Sirumugai weaver develops handloom for weaving designer silk saris

It is a semi-automatic loom without treadles and can lift the jacquard on its own

June 26, 2017 09:24 am | Updated 09:24 am IST - SALEM

Karappan demonstrating the weaving of designer silk sari on a special handloom invented by him at a workshop organised by the Weavers Service Centre attached to the Union Ministry of Textiles in Salem city recently.

Karappan demonstrating the weaving of designer silk sari on a special handloom invented by him at a workshop organised by the Weavers Service Centre attached to the Union Ministry of Textiles in Salem city recently.

A demonstration on weaving a designer silk sari on a specially designed handloom developed by Karappan, an entrepreneur turned weaver of Sirumugai in Coimbatore, was the highlight of the day-long workshop organised by the Weavers Service Centre attached to the Union Ministry of Textiles at the campus of the Indian Institute of Handloom Technology (IIHT) in Salem recently.

The speciality of the loom is that it is a semi-automatic handloom without treadles and can lift the jacquard on its own to design saris, just by the movement of the slay.

Another speciality of the loom is that power can be produced with the help of dynamo during the rotation of the fly wheel in the handloom, by which lights necessary for the loom and house of the weaver can be lit.
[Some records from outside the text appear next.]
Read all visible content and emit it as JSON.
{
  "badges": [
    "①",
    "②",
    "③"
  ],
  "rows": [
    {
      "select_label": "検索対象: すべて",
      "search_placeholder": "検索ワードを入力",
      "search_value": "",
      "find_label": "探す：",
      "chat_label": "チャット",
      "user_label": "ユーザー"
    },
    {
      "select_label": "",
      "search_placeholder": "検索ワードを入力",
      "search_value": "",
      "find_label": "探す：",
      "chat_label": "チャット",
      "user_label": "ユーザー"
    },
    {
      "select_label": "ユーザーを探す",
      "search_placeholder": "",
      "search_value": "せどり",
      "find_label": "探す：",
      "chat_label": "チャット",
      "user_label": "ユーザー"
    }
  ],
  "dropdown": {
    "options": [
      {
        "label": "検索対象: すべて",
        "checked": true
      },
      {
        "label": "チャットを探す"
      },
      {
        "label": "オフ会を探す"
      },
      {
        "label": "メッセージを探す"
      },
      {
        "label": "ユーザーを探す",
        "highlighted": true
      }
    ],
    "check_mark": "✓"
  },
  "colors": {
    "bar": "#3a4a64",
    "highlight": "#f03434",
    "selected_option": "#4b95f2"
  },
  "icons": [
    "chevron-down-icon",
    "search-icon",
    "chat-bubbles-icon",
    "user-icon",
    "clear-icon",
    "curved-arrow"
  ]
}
The dynamo could illuminate LED bulbs fixed on the looms and could also produce the power needed for lighting two tube lights.

Mr. Karappan’s new loom can be operated using a single hand and leg instead of the traditional looms where the weaver has to use both the hands and legs.

Suggestions

After inventing the loom, Mr. Karappan, who has been in this field for about five decades, developed it further with suggestions provided by the experts of the Weavers Service Centre (WSC), Salem. Underlining the importance of the unique loom, the WSC has already installed the same at the IIHT campus with a view to encourage new inventors and to popularise the invention among the weavers’ fraternity for the benefit of the industry. The unique loom has already become popular among the weavers and Mr. Karappan has started receiving orders.